When we reevaluate, we can see that the situation has improved. one is now equal to other_one, and the array now reports that it does include a quantity of one foot.

require "./feet2"

one = Feet.new(1)
two = Feet.new(2)
other_one = Feet.new(1)

one == one                      # => true
one == two                      # => false
one == other_one                # => true

[Feet.new(1)].include?(Feet.new(1)) # => true

What if for some reason we still want to check if two variables refer to the exact same object in memory, rather than just having equal values? That is what the equal? predicate is for. When we test for equality this way, we can see that the answers are exactly the same as our initial results with an unmodified equivalence. The object referred to by the variable one is the same as itself, but it is not identical to any other object, not even the object referred to by other_one.

require "./feet2"

one = Feet.new(1)
two = Feet.new(2)
other_one = Feet.new(1)

one.equal?(one)                      # => true
one.equal?(two)                      # => false
one.equal?(other_one)                # => false

There is one other type of equality we'll talk about before we wrap up. This is case-equality, determined with the "threequals" operator.

Case-equality is what powers Ruby's extraordinarily flexible case statements. When we add case equality to our list of experiments, we can see that it mirrors the results of the equivalence operator.

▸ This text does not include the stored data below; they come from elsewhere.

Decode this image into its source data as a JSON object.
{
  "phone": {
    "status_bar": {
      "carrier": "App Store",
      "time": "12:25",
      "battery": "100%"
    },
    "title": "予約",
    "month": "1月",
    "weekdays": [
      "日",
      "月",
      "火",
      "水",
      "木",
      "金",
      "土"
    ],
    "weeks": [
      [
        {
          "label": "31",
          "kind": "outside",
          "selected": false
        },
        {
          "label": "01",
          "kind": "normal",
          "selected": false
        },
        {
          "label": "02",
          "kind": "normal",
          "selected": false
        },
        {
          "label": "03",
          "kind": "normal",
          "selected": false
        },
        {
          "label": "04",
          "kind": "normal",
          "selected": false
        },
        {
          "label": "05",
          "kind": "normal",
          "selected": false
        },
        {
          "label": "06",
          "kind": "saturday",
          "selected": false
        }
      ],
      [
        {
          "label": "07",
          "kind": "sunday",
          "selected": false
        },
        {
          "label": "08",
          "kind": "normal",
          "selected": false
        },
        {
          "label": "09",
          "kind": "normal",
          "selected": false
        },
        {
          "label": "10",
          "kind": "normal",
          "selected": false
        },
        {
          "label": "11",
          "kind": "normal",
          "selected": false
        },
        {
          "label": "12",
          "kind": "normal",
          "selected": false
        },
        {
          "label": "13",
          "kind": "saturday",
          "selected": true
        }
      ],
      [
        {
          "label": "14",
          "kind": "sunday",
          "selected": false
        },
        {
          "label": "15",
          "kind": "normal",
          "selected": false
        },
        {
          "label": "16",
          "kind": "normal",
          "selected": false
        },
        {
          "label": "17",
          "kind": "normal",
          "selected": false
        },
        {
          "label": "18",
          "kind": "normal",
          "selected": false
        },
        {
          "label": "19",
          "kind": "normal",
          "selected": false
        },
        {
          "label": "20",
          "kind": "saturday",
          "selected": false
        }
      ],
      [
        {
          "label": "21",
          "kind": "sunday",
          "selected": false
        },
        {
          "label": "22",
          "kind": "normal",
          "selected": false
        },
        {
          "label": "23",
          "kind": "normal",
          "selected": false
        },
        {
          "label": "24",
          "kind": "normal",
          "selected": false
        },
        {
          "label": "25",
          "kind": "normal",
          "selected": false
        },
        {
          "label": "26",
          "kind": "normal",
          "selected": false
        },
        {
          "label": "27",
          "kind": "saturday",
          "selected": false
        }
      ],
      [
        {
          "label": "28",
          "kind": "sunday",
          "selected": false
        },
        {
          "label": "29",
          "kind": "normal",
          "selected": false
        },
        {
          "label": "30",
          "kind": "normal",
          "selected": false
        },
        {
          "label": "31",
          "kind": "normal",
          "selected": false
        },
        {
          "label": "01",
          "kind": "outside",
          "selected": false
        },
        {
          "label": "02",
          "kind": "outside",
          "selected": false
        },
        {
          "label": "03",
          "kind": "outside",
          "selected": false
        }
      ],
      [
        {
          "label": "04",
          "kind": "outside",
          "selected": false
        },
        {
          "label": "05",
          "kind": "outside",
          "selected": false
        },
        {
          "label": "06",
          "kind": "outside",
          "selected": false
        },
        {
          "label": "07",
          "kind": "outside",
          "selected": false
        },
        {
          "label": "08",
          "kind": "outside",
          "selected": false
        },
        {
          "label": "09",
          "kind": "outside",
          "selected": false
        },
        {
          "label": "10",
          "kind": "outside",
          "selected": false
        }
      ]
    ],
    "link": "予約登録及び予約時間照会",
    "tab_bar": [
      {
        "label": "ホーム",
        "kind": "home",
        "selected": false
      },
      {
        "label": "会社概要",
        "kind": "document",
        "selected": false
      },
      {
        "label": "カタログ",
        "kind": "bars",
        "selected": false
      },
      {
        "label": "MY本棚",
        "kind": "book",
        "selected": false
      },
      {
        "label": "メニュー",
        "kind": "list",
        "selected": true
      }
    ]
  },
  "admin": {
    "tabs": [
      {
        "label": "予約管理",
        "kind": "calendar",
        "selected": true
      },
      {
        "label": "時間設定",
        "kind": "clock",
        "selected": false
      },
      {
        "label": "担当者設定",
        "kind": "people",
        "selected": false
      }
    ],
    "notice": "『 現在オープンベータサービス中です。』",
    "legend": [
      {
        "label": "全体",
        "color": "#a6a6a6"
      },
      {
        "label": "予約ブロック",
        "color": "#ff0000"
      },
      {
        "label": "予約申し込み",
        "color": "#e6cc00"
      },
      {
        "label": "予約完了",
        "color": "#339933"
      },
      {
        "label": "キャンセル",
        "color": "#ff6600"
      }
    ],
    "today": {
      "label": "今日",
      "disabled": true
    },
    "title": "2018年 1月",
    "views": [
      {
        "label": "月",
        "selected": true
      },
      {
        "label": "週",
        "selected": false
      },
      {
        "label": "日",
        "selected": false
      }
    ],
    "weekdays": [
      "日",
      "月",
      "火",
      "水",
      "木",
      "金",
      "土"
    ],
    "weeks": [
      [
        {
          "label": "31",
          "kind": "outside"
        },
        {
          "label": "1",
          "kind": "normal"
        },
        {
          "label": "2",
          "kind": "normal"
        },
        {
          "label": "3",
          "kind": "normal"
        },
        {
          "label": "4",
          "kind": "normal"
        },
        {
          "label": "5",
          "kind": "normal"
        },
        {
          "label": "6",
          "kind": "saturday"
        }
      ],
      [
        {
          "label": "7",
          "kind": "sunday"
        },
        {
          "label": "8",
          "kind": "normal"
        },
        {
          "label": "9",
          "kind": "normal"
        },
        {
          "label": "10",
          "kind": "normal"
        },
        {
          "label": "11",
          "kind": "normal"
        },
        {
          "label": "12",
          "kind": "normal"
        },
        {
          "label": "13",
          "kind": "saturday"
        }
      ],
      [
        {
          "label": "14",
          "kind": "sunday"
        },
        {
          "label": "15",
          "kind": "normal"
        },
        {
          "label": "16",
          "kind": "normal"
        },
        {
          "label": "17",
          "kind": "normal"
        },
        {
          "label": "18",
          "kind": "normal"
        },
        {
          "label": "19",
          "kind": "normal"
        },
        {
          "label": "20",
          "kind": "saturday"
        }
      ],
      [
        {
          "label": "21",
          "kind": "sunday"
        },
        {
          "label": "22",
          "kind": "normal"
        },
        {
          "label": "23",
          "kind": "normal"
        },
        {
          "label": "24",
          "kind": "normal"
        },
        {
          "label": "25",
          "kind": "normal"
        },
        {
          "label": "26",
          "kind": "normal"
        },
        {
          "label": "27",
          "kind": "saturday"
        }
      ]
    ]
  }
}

There is a reason for this: by default on a raw object, the threequals operator just delegates to the equivalence operator.

require "./feet2"

one = Feet.new(1)
two = Feet.new(2)
other_one = Feet.new(1)

one === one                      # => true
one === two                      # => false
one === other_one                # => true

In our case this is exactly what we want. When we pass a feet object to a case statement, it matches the expected branch.

require "./feet2"

one = Feet.new(1)

case one
when Feet.new(1) then puts "one"
when Feet.new(2) then puts "two"
end
# >> one

There is one other kind of equality which we haven't touched on yet: hash equality. But we'll save that for an upcoming episode. Happy hacking!